The changes mean GPs would need to offer appointments from 9am to 5pm on Saturdays, and stay open until 8pm on weekdays.

The BMA criticised the contract and said NHS England had refused to offer practices reimbursement to cover additional costs for national insurance contributions, which will lead to cuts in staffing.

BMA members already voted in favour of industrial action last November in an indicative ballot.

Dr Jackie Applebee, a GP from Tower Hamlets in London, who proposed the overall motion, said there was a need to protect the existing contract from “vultures” and PCNs should be “abolished along with all the box-ticking”.

She said: “We can’t trust this government to protect general practice or indeed the wider NHS.

“They’ve been in power for 12 years, but things are only getting worse.”

Ms Applebee said that GPs should be held accountable for any shift funding and “should not be able to pare services back to the minimum so that we can pop into the local Porsche showroom”.
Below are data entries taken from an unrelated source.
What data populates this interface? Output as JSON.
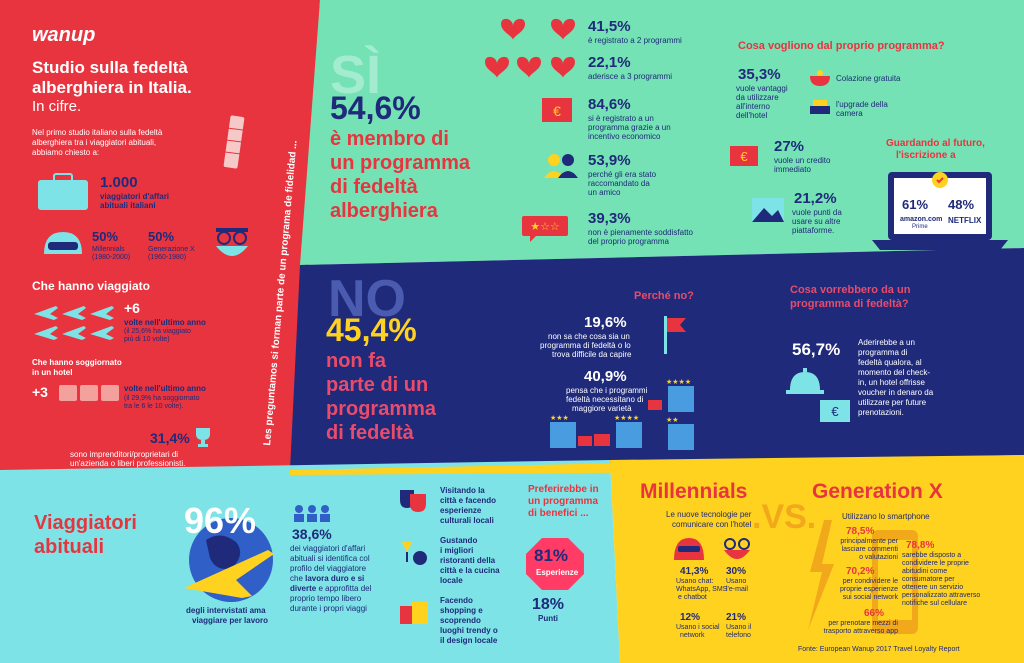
{
  "brand": "wanup",
  "left": {
    "title_l1": "Studio sulla fedeltà",
    "title_l2": "alberghiera in Italia.",
    "subtitle": "In cifre.",
    "intro_l1": "Nel primo studio italiano sulla fedeltà",
    "intro_l2": "alberghiera tra i viaggiatori abituali,",
    "intro_l3": "abbiamo chiesto a:",
    "count": "1.000",
    "count_l1": "viaggiatori d'affari",
    "count_l2": "abituali italiani",
    "mil_pct": "50%",
    "mil_label": "Millennials",
    "mil_years": "(1980-2000)",
    "genx_pct": "50%",
    "genx_label": "Generazione X",
    "genx_years": "(1960-1980)",
    "travel_head": "Che hanno viaggiato",
    "travel_val": "+6",
    "travel_l1": "volte nell'ultimo anno",
    "travel_l2": "(il 25,6% ha viaggiato",
    "travel_l3": "più di 10 volte)",
    "hotel_head_l1": "Che hanno soggiornato",
    "hotel_head_l2": "in un hotel",
    "hotel_val": "+3",
    "hotel_l1": "volte nell'ultimo anno",
    "hotel_l2": "(il 29,9% ha soggiornato",
    "hotel_l3": "tra le 6 le 10 volte).",
    "ent_pct": "31,4%",
    "ent_l1": "sono imprenditori/proprietari di",
    "ent_l2": "un'azienda o liberi professionisti."
  },
  "vertical_text": "Les preguntamos si forman parte de un programa de fidelidad ...",
  "si": {
    "word": "SÌ",
    "pct": "54,6%",
    "l1": "è membro di",
    "l2": "un programma",
    "l3": "di fedeltà",
    "l4": "alberghiera",
    "s1_pct": "41,5%",
    "s1_txt": "è registrato a 2 programmi",
    "s2_pct": "22,1%",
    "s2_txt": "aderisce a 3 programmi",
    "s3_pct": "84,6%",
    "s3_l1": "si è registrato a un",
    "s3_l2": "programma grazie a un",
    "s3_l3": "incentivo economico",
    "s4_pct": "53,9%",
    "s4_l1": "perché gli era stato",
    "s4_l2": "raccomandato da",
    "s4_l3": "un amico",
    "s5_pct": "39,3%",
    "s5_l1": "non è pienamente soddisfatto",
    "s5_l2": "del proprio programma",
    "want_head": "Cosa vogliono dal proprio programma?",
    "w1_pct": "35,3%",
    "w1_l1": "vuole vantaggi",
    "w1_l2": "da utilizzare",
    "w1_l3": "all'interno",
    "w1_l4": "dell'hotel",
    "w1a": "Colazione gratuita",
    "w1b_l1": "l'upgrade della",
    "w1b_l2": "camera",
    "w2_pct": "27%",
    "w2_l1": "vuole un credito",
    "w2_l2": "immediato",
    "w3_pct": "21,2%",
    "w3_l1": "vuole punti da",
    "w3_l2": "usare su altre",
    "w3_l3": "piattaforme.",
    "future_l1": "Guardando al futuro,",
    "future_l2": "l'iscrizione a",
    "amazon_pct": "61%",
    "amazon": "amazon.com",
    "prime": "Prime",
    "netflix_pct": "48%",
    "netflix": "NETFLIX"
  },
  "no": {
    "word": "NO",
    "pct": "45,4%",
    "l1": "non fa",
    "l2": "parte di un",
    "l3": "programma",
    "l4": "di fedeltà",
    "why_head": "Perché no?",
    "r1_pct": "19,6%",
    "r1_l1": "non sa che cosa sia un",
    "r1_l2": "programma di fedeltà o lo",
    "r1_l3": "trova difficile da capire",
    "r2_pct": "40,9%",
    "r2_l1": "pensa che i programmi",
    "r2_l2": "fedeltà necessitano di",
    "r2_l3": "maggiore varietà",
    "would_l1": "Cosa vorrebbero da un",
    "would_l2": "programma di fedeltà?",
    "v_pct": "56,7%",
    "v_l1": "Aderirebbe a un",
    "v_l2": "programma di",
    "v_l3": "fedeltà qualora, al",
    "v_l4": "momento del check-",
    "v_l5": "in, un hotel offrisse",
    "v_l6": "voucher in denaro da",
    "v_l7": "utilizzare per future",
    "v_l8": "prenotazioni."
  },
  "bottom": {
    "title_l1": "Viaggiatori",
    "title_l2": "abituali",
    "big_pct": "96%",
    "big_l1": "degli intervistati ama",
    "big_l2": "viaggiare per lavoro",
    "mid_pct": "38,6%",
    "mid_l1": "dei viaggiatori d'affari",
    "mid_l2": "abituali si identifica col",
    "mid_l3": "profilo del viaggiatore",
    "mid_l4a": "che ",
    "mid_l4b": "lavora duro e si",
    "mid_l5": "diverte",
    "mid_l5b": " e approfitta del",
    "mid_l6": "proprio tempo libero",
    "mid_l7": "durante i propri viaggi",
    "a1_l1": "Visitando la",
    "a1_l2": "città e facendo",
    "a1_l3": "esperienze",
    "a1_l4": "culturali locali",
    "a2_l1": "Gustando",
    "a2_l2": "i migliori",
    "a2_l3": "ristoranti della",
    "a2_l4": "città e la cucina",
    "a2_l5": "locale",
    "a3_l1": "Facendo",
    "a3_l2": "shopping e",
    "a3_l3": "scoprendo",
    "a3_l4": "luoghi trendy o",
    "a3_l5": "il design locale",
    "pref_l1": "Preferirebbe in",
    "pref_l2": "un programma",
    "pref_l3": "di benefici ...",
    "exp_pct": "81%",
    "exp_label": "Esperienze",
    "pts_pct": "18%",
    "pts_label": "Punti"
  },
  "gen": {
    "mil": "Millennials",
    "vs": ".VS.",
    "genx": "Generation X",
    "tech_l1": "Le nuove tecnologie per",
    "tech_l2": "comunicare con l'hotel",
    "c1_pct": "41,3%",
    "c1_l1": "Usano chat:",
    "c1_l2": "WhatsApp, SMS",
    "c1_l3": "e chatbot",
    "c2_pct": "30%",
    "c2_l1": "Usano",
    "c2_l2": "l'e-mail",
    "c3_pct": "12%",
    "c3_l1": "Usano i social",
    "c3_l2": "network",
    "c4_pct": "21%",
    "c4_l1": "Usano il",
    "c4_l2": "telefono",
    "phone_head": "Utilizzano lo smartphone",
    "p1_pct": "78,5%",
    "p1_l1": "principalmente per",
    "p1_l2": "lasciare commenti",
    "p1_l3": "o valutazioni",
    "p2_pct": "70,2%",
    "p2_l1": "per condividere le",
    "p2_l2": "proprie esperienze",
    "p2_l3": "sui social network",
    "p3_pct": "66%",
    "p3_l1": "per prenotare mezzi di",
    "p3_l2": "trasporto attraverso app",
    "p4_pct": "78,8%",
    "p4_l1": "sarebbe disposto a",
    "p4_l2": "condividere le proprie",
    "p4_l3": "abitudini come",
    "p4_l4": "consumatore per",
    "p4_l5": "ottenere un servizio",
    "p4_l6": "personalizzato attraverso",
    "p4_l7": "notifiche sul cellulare",
    "source": "Fonte: European Wanup 2017 Travel Loyalty Report"
  },
  "colors": {
    "red": "#e8343f",
    "mint": "#74e2b4",
    "navy": "#1f2a7a",
    "cyan": "#7ee3e6",
    "yellow": "#ffd21f",
    "pink": "#ff3b66"
  }
}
She added: “I know some of you will be worried about industrial action, but how much more can we take? We should take our lead from the RMT – they have quite rightly said ‘enough is enough, no more pay erosion, no more safety cuts’.”

She said “solidarity to them” and urged medics to channel their “inner Mick Lynch”, in reference to the RMT leader.

Dr Reshma Syed, a GP partner from Kent, said: “Make no mistake, GPs are fighting a war for their very existence.

“Primary Care Network was a Trojan horse brought in by the government, a ploy designed to mislead us, remove funding from core general practice and divert our attention away from quality patient care.

“PCN is only the start of the dismemberment of general practice, piece by piece. They (the government) work to destroy the GMS contract and independent contract status as we know it.

“They want to create mistrust amongst our patients and destroy that unique relationship.

“They want to invest in every other allied health professional and not in the GP … Why? Because they are hell-bent on the privatisation of the NHS through the back door.”

How likely is a GP strike?

A new ballot would be needed for industrial action to happen and more than 50% of eligible GP members would have to vote in favour.

It is unlikely that GPs would stop providing emergency and urgent care, but they could refuse to carry out other routine work and could cut their hours.

The BMA council would have to agree for a full ballot to take place, so a potential strike is not likely to happen any time soon.